Future Research Directions

Current Research: Robot Aesthetic Preference Learning

Building on this terrain cost learning foundation, current research explores robot aesthetic preference learning using images. This extension applies VAE-based encoding to visual preferences, modeling aesthetic decisions through APReL framework. While the current implementation focuses on core VAE functionality, future iterations will integrate the data enhancement and clustering strategies proven effective in this terrain research.

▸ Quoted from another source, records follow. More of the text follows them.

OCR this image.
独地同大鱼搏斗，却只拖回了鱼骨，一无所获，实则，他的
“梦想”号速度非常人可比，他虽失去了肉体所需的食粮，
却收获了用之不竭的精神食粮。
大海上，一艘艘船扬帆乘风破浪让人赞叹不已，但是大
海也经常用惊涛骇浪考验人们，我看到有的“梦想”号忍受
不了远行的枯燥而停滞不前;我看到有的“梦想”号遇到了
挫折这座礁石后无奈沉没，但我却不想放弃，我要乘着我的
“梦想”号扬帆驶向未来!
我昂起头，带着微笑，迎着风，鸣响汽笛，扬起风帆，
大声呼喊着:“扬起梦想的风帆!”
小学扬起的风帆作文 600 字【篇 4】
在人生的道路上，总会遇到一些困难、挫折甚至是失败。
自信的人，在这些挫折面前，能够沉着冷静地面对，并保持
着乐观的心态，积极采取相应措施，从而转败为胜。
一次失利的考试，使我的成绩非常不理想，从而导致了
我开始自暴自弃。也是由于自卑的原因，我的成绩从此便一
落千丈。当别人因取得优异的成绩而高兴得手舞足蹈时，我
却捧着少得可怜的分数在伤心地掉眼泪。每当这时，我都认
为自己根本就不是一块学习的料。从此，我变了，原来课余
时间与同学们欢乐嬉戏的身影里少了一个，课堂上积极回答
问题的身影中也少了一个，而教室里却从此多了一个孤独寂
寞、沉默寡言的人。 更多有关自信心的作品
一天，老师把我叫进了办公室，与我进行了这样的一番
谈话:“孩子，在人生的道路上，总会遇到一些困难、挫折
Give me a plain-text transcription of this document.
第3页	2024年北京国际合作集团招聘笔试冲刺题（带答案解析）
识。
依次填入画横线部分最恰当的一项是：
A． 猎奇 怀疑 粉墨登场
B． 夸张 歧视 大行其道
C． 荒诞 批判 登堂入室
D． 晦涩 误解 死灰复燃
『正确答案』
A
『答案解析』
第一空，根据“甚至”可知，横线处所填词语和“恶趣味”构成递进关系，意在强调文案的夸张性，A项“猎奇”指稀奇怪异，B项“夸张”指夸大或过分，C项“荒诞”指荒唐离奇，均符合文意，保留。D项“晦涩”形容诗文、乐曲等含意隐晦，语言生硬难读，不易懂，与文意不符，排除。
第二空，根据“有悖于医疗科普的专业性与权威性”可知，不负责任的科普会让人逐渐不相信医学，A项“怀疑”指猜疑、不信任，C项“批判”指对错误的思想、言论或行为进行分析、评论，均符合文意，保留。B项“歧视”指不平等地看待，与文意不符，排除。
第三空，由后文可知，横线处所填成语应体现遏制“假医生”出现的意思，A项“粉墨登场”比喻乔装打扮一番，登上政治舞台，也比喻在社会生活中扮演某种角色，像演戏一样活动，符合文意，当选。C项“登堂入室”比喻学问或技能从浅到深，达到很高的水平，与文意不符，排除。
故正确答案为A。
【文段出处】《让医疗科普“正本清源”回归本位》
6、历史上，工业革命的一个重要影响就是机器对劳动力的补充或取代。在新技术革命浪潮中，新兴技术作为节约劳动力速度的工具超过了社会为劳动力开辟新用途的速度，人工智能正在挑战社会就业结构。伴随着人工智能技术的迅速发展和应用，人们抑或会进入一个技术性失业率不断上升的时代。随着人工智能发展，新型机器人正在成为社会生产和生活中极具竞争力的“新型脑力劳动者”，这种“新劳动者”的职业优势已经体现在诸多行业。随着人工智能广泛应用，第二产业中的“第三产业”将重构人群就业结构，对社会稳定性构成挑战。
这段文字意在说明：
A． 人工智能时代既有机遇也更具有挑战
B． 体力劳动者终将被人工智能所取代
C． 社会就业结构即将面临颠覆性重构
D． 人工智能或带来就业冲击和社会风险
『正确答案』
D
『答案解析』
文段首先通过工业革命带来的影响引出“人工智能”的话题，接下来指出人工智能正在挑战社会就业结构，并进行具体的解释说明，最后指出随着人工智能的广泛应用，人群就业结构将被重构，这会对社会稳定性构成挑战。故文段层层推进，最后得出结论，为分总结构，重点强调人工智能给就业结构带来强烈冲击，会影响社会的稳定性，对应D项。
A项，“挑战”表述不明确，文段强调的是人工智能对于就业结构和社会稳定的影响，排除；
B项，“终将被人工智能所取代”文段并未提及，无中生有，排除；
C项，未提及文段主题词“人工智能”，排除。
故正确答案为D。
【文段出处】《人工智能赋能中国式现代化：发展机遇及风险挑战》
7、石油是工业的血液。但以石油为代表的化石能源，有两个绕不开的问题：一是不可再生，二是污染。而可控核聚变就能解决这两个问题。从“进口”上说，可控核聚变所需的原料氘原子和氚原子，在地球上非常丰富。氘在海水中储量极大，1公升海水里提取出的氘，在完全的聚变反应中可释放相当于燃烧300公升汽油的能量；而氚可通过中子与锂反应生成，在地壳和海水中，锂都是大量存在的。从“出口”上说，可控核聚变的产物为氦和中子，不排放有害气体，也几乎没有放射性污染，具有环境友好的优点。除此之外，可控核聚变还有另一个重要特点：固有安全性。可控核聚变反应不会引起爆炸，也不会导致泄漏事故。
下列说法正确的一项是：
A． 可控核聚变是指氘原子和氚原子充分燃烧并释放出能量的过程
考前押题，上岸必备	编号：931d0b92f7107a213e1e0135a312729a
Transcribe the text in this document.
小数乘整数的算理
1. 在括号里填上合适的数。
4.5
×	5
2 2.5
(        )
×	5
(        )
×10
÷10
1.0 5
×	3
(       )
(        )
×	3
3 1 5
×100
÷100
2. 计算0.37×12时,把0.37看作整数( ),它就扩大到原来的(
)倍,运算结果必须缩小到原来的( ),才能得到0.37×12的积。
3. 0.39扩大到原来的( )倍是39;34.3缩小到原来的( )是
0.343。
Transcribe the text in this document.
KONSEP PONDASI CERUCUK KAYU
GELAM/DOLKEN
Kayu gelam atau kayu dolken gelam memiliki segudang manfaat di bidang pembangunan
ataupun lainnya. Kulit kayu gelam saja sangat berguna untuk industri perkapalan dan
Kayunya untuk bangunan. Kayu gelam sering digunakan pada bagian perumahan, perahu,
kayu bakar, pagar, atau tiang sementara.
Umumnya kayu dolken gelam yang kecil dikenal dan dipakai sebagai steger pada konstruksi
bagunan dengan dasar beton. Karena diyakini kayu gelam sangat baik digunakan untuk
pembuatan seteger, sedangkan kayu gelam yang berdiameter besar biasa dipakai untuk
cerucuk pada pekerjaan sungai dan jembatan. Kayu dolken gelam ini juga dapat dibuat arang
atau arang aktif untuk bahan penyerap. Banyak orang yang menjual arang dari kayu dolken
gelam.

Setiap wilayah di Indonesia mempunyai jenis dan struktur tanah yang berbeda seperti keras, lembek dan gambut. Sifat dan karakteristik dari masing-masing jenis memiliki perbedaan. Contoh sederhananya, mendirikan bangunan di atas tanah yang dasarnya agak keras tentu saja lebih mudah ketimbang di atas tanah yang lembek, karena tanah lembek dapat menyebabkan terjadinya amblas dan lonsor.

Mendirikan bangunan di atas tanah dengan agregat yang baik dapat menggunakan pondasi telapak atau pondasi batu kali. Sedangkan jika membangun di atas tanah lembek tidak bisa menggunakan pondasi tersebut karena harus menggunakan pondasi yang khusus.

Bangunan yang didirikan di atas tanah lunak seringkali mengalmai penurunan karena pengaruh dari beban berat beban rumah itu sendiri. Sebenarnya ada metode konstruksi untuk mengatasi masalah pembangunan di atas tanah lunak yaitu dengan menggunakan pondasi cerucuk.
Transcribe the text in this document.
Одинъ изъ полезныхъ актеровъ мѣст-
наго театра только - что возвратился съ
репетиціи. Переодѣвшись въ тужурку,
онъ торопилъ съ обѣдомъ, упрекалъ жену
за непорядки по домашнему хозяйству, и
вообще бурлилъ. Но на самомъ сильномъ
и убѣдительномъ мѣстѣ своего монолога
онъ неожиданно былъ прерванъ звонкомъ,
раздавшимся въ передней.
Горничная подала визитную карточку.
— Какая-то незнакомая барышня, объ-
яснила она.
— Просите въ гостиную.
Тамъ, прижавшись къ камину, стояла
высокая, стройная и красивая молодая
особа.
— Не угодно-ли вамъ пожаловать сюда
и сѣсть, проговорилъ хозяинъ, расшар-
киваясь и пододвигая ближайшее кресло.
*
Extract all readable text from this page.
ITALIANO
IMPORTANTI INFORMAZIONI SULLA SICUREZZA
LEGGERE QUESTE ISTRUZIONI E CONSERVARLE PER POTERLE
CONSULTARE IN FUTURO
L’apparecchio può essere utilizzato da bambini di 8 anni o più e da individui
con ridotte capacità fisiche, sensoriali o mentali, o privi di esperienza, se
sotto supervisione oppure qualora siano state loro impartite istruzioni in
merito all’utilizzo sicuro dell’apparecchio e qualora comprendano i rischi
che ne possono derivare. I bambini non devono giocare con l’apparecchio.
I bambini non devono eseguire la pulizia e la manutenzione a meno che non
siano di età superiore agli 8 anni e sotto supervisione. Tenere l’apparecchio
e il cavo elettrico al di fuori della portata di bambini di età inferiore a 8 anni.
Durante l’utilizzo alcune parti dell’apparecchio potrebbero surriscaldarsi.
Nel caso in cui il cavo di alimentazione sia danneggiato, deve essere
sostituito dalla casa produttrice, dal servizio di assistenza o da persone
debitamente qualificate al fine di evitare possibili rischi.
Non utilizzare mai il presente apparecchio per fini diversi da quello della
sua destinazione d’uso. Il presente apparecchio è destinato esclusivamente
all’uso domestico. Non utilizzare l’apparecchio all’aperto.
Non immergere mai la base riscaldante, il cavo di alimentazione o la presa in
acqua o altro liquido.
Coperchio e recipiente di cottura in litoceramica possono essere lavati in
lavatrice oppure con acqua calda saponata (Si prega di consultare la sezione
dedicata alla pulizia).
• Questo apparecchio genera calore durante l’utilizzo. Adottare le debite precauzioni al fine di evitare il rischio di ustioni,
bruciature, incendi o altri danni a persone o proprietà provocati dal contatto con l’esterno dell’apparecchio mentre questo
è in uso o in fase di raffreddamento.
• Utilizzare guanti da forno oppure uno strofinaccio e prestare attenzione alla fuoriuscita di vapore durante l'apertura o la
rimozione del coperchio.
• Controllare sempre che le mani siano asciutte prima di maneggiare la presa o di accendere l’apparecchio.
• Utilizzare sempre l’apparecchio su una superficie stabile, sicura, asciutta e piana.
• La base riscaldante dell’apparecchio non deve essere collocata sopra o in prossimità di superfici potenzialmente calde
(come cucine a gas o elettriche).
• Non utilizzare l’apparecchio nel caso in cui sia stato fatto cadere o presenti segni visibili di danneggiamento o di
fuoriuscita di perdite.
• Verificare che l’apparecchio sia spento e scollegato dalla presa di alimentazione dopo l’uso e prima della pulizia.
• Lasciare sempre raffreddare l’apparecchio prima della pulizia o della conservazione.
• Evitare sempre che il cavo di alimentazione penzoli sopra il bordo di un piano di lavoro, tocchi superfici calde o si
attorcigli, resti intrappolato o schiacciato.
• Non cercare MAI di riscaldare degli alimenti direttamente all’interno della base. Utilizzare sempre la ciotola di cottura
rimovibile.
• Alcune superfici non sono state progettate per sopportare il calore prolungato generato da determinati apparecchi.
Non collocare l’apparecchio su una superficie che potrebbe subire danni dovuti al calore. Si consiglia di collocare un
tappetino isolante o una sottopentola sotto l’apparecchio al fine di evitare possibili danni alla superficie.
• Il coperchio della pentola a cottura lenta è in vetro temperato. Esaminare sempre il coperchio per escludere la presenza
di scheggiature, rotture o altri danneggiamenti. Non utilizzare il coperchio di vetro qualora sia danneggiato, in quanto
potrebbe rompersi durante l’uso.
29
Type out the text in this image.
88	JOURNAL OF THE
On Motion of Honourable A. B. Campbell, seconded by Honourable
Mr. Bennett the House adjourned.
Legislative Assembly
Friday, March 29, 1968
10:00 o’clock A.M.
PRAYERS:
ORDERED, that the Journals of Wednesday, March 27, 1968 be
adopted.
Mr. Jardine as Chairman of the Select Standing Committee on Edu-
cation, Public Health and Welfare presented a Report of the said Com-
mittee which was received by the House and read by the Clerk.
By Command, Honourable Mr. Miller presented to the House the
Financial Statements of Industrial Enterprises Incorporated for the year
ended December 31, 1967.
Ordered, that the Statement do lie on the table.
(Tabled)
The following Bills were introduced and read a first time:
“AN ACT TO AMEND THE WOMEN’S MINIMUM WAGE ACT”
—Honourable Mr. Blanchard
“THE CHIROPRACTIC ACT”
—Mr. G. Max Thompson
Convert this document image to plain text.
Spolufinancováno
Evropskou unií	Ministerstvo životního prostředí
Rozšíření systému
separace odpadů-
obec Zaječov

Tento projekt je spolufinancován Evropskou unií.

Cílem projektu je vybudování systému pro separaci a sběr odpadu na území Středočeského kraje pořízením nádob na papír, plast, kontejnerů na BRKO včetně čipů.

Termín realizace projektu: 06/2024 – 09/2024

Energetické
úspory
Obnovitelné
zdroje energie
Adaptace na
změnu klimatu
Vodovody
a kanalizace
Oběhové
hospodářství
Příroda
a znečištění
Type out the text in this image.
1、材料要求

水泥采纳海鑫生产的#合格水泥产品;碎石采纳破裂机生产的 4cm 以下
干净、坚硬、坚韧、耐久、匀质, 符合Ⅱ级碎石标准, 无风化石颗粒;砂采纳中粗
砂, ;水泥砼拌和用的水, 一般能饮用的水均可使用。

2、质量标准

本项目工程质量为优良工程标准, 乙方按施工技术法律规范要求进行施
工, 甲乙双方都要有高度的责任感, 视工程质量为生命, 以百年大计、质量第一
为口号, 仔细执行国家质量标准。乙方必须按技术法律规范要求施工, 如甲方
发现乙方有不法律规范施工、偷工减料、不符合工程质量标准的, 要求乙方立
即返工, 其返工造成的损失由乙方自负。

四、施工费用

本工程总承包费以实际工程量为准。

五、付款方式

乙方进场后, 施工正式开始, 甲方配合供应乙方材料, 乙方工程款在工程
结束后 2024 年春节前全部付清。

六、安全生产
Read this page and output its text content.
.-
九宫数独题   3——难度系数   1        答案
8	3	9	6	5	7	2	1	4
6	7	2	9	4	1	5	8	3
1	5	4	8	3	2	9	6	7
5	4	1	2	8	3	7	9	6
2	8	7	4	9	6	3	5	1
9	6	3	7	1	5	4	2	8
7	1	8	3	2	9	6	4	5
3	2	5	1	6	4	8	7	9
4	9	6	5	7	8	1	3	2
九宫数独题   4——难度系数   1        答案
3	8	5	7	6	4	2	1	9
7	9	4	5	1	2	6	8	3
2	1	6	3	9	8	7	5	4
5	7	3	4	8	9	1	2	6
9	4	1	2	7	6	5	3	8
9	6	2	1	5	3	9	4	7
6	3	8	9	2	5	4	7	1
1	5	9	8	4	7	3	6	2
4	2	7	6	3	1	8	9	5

Technical Extension: Image-based preference learning presents unique challenges in feature representation and dimensional complexity, offering opportunities to advance the VAE clustering methodology beyond trajectory data.

Multi-Modal Integration

Combining terrain, visual, and tactile preferences for comprehensive environmental understanding

Real-Time Adaptation

Online learning systems that adapt VAE representations as new terrain types are encountered

Cross-Domain Transfer

Applying learned preferences across different environments and robot platforms

Technical Research Extensions

Methodology Enhancements

  • Hierarchical VAE architectures for multi-scale terrain understanding
  • Adaptive clustering algorithms that discover optimal κ values
  • Uncertainty quantification in preference predictions
  • Active learning strategies beyond mutual information

Broader Applications

  • Human-robot collaborative planning incorporating diverse preferences
  • Multi-agent systems with shared preference learning
  • Personalized robotics adapting to individual user preferences
  • Safety-critical systems with preference-aware risk assessment

Long-Term Research Vision

This research contributes to the broader goal of human-aligned autonomous systems that can efficiently learn and adapt to human preferences across diverse domains. By demonstrating statistically significant improvements in preference learning efficiency, this work paves the way for more practical human-robot collaboration in real-world applications where expert time is limited and accuracy is critical.